A large sovereign treasury dumper (i.e. China with its $1+ trillion of treasury holdings) throwing a significant portion of these onto the open market would very quickly outpace the dogmatic institutional buyers, and force a small spike in rates (i.e. a drop in price). The small recent spike actually corresponds to this kind of activity. The difference between a small spike in yields and one large enough to make the (hugely dogmatic) market panic enough to cause a treasury crash is the pace and scope of liquidation.
Now, no sovereign seller in their right mind would fail to pace their liquidation just slowly enough to keep the market warm. After all, they want to get the most for their assets as they can, and panicking the market would mean a lower price.
But there are two (or three) foreseeable scenarios that would raise the pace to a level sufficient to panic the markets:
- China desperately needs to raise dollars to bail out its real estate market and paper over the cracks of its credit bubbles, and so goes into full-on liquidation mode.
- China retaliates to an increasingly-hostile American trade policy and — alongside other hostile foreign creditors (Russia in particular) — organise a mass bond liquidation to “teach America a lesson”
- Both of the above.
If such an event was big enough to cause yields to spike 1% (very conservative estimate) it would jar the status quo enough to trigger a significant gold spike, as funds and banks move to cash positions (sensing both the post-crash buying opportunities, and margin hikes) and seek to “hedge tail risk”.
Now the pace and scope of China’s coming treasury liquidation is still uncertain and I expect it to very much be dictated by how the Chinese real estate picture plays out — the worse the real estate crash, the more likely Chinese central-planners are to panic and liquidate faster.
So here’s the relevant data:
Does this look like that to you? Well, frankly, no. China’s holdings have merely declined to 2010 levels — hardly a nosedive, but certainly signifying China’s lukewarmness toward the Obama-Bernanke administrations. Right now they are just testing the water.
And certainly, the increase in the Fed’s holdings is symptomatic of Bernanke acting to force rates lower and spare the Treasury some heat. Significantly, rates have risen in the past few days, signalling that even in spite of all the QE and Twisting, Bernanke’s task remains volatile.

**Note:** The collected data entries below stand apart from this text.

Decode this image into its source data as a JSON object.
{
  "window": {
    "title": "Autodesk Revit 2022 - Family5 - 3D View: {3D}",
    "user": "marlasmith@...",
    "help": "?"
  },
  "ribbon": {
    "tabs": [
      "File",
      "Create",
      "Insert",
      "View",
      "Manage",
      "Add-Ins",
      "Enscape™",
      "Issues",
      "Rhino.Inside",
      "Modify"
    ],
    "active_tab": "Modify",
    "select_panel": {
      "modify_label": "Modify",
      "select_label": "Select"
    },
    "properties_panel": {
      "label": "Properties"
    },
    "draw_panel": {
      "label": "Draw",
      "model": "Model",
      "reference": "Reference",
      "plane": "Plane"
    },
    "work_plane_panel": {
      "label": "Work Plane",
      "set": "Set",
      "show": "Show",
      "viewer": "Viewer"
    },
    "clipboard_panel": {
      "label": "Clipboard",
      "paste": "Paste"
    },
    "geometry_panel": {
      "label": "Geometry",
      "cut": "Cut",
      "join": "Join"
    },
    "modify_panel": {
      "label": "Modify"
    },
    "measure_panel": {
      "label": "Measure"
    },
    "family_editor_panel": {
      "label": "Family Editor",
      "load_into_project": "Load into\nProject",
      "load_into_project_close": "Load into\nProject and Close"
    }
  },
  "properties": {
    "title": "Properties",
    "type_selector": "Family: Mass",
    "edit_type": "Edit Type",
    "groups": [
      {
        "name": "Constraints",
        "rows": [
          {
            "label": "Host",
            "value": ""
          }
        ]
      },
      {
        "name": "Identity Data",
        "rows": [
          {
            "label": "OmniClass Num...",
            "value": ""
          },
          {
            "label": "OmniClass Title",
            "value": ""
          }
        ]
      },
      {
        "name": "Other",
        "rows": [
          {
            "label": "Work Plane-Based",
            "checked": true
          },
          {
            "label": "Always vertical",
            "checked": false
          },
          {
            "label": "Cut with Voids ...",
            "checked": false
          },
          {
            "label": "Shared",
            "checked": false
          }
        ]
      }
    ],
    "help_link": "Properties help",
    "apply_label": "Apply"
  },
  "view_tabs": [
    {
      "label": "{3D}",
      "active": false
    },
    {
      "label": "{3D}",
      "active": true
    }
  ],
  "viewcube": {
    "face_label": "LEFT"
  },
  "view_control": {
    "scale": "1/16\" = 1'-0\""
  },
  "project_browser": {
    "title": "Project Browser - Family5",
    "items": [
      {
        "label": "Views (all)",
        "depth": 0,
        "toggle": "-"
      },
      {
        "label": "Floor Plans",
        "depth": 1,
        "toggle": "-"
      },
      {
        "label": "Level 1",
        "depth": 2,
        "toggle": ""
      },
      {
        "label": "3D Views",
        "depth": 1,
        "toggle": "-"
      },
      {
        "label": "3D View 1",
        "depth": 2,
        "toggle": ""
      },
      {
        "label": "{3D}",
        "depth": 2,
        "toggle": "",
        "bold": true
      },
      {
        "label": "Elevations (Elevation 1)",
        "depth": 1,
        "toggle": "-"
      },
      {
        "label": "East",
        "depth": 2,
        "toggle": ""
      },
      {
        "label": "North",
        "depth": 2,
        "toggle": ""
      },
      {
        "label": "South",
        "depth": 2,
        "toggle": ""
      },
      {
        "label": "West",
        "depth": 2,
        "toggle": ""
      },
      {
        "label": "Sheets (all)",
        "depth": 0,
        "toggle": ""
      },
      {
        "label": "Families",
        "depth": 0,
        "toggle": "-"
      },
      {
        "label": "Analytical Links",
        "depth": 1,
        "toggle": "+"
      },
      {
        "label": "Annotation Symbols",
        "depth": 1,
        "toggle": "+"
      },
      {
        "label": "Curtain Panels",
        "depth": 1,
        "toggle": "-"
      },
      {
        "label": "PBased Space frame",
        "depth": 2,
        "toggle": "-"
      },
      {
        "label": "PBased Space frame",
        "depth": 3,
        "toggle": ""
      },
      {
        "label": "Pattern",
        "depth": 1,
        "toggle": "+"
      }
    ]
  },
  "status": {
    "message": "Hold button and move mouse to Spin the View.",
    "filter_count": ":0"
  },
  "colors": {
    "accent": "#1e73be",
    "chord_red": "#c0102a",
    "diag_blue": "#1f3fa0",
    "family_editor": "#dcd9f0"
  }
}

So — while it is all very easy and attention-grabbing to spew fear-mongering projections of an imminent crash — I have to be realistic. 2013 or 2014 or even later seems a much likelier timeframe for this momentous and historic eventuality. And of course, black swans can derail any projection. Humans will always be fallible, no matter how much processing power we put behind our prognostications.
So there is really no timeframe to my prediction. Certainly, Bernanke has proven himself to be a proficient can-kicker. Too many decent economists have scuppered their reputations by making timed predictions which fail to play out, even though the fundamentals of their view are sound.
And my prediction is not an economic prediction, so much as a geopolitical one, and political science is an oxymoron; politics (like any other market — yes, it’s a market to be bought and sold) can swerve and tilt in any direction in the time-being, even while its broader historical trends are clear and self-evident. (In this case, the rise of China, the end of American primacy, and the death of the dollar as a reserve currency).
The strongest position is one that will thrive under all eventualities (another reason beyond counter-party fragility why derivatives and other zero-sum strategies are so fragile).